We are opining only as to the matters expressly set forth herein, and no opinion should be inferred as to any other matters. Without limiting the generality of the foregoing, we express no opinion with respect to laws and regulations pertaining to taxes, securities, commodity futures, antitrust, unfair competition and racketeering, the Employee Retirement Income Security Act of 1974, as amended, or the USA PATRIOT Act or other anti-terrorism laws.

 

  2.

Our opinions are limited solely to the laws of the Commonwealth of Massachusetts. We note that the Indenture states that it shall be governed by the laws of the State of New York. Accordingly, we have assumed and express no opinion as to the enforceability of the Indenture.

 

  3.

In rendering this opinion, we have relied, as to all questions of fact material to this opinion, upon certificates of public officials and representatives of each Trust and upon statements of fact contained in the Registration Statement (including the Prospectus). We have not conducted any independent investigation of, or attempted to verify independently, such factual matters.

 

  4.

We express no opinion as to the effect of events occurring, circumstances arising, or changes of law or interpretations thereof becoming effective or occurring after the date hereof on the matters addressed in this opinion letter, and we assume no responsibility to inform you of additional or changed facts, or changes in law, of which we may become aware.

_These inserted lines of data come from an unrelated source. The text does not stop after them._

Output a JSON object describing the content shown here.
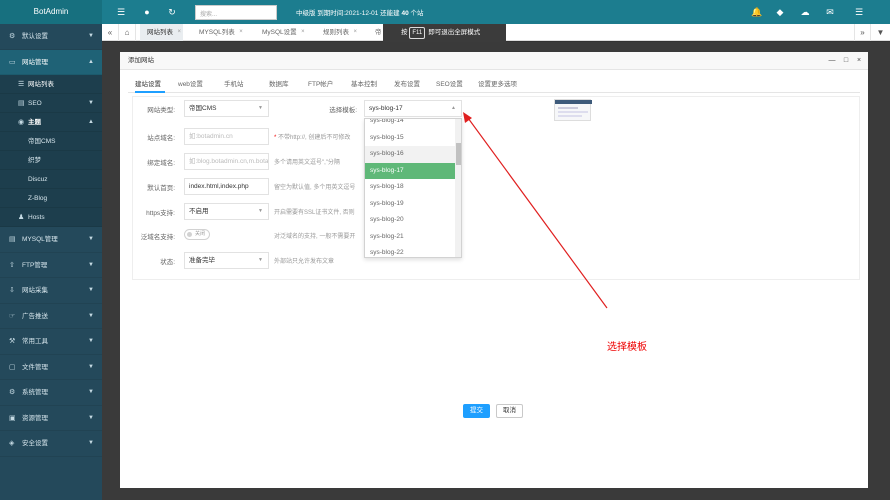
{
  "app": {
    "brand": "BotAdmin"
  },
  "header": {
    "search_placeholder": "搜索...",
    "notice_prefix": "中级版 到期时间:2021-12-01 还能建",
    "notice_count": "40",
    "notice_suffix": "个站"
  },
  "sidebar": {
    "items": [
      {
        "label": "默认设置"
      },
      {
        "label": "网站管理"
      },
      {
        "label": "网站列表"
      },
      {
        "label": "SEO"
      },
      {
        "label": "主题"
      },
      {
        "label": "帝国CMS"
      },
      {
        "label": "织梦"
      },
      {
        "label": "Discuz"
      },
      {
        "label": "Z-Blog"
      },
      {
        "label": "Hosts"
      },
      {
        "label": "MYSQL管理"
      },
      {
        "label": "FTP管理"
      },
      {
        "label": "网站采集"
      },
      {
        "label": "广告推送"
      },
      {
        "label": "常用工具"
      },
      {
        "label": "文件管理"
      },
      {
        "label": "系统管理"
      },
      {
        "label": "资源管理"
      },
      {
        "label": "安全设置"
      }
    ]
  },
  "tabs": [
    {
      "label": "网站列表"
    },
    {
      "label": "MYSQL列表"
    },
    {
      "label": "MySQL设置"
    },
    {
      "label": "规则列表"
    },
    {
      "label": "帝"
    }
  ],
  "fullscreen_notice": {
    "prefix": "按",
    "key": "F11",
    "text": "即可退出全屏模式"
  },
  "dialog": {
    "title": "添加网站",
    "tabs": [
      {
        "label": "建站设置"
      },
      {
        "label": "web设置"
      },
      {
        "label": "手机站"
      },
      {
        "label": "数据库"
      },
      {
        "label": "FTP帐户"
      },
      {
        "label": "基本控制"
      },
      {
        "label": "发布设置"
      },
      {
        "label": "SEO设置"
      },
      {
        "label": "设置更多选项"
      }
    ],
    "form": {
      "site_type": {
        "label": "网站类型:",
        "value": "帝国CMS"
      },
      "template": {
        "label": "选择模板:",
        "value": "sys-blog-17"
      },
      "main_domain": {
        "label": "站点域名:",
        "placeholder": "如:botadmin.cn",
        "note_required": "*",
        "note": "不带http://, 创建后不可修改"
      },
      "bind_domain": {
        "label": "绑定域名:",
        "placeholder": "如:blog.botadmin.cn,m.botadmin.cn",
        "note": "多个请用英文逗号\",\"分隔"
      },
      "index_page": {
        "label": "默认首页:",
        "value": "index.html,index.php",
        "note": "留空为默认值, 多个用英文逗号"
      },
      "https": {
        "label": "https支持:",
        "value": "不启用",
        "note": "开启需要有SSL证书文件, 否则"
      },
      "wildcard": {
        "label": "泛域名支持:",
        "toggle_text": "关闭",
        "note": "对泛域名的支持, 一般不需要开"
      },
      "status": {
        "label": "状态:",
        "value": "准备完毕",
        "note": "外部站只允许发布文章"
      }
    },
    "dropdown_options": [
      "sys-blog-14",
      "sys-blog-15",
      "sys-blog-16",
      "sys-blog-17",
      "sys-blog-18",
      "sys-blog-19",
      "sys-blog-20",
      "sys-blog-21",
      "sys-blog-22"
    ],
    "buttons": {
      "submit": "提交",
      "cancel": "取消"
    }
  },
  "annotation": {
    "text": "选择模板",
    "color": "#e02020"
  },
  "colors": {
    "topbar": "#1c7d8f",
    "sidebar": "#24495b",
    "active": "#27a8c5",
    "selected_option": "#5fb878",
    "primary": "#1e9fff"
  }
}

This opinion letter is to be interpreted in accordance with the Statement of Opinion Practices, 74 BUS. LAW. 801 (2019), prepared by the Legal Opinions Committee of the American Bar Association’s Business Law Section and the Working Group on Legal Opinions Foundation.

This opinion letter is provided to you as a legal opinion only and not as a guaranty or warranty of the matters discussed herein. This opinion letter is being furnished to you for submission to the Commission as an exhibit to the Registration Statement. Latham & Watkins LLP, counsel to the Operating Partnership, may rely on this opinion letter in connection with its opinion of even date herewith relating to the Notes. We hereby consent to the filing of this opinion letter as an exhibit to the Registration Statement and to the use of the name of our firm therein. In giving this consent, we do not admit that we are within the category of persons whose consent is required by Section 7 of the Act.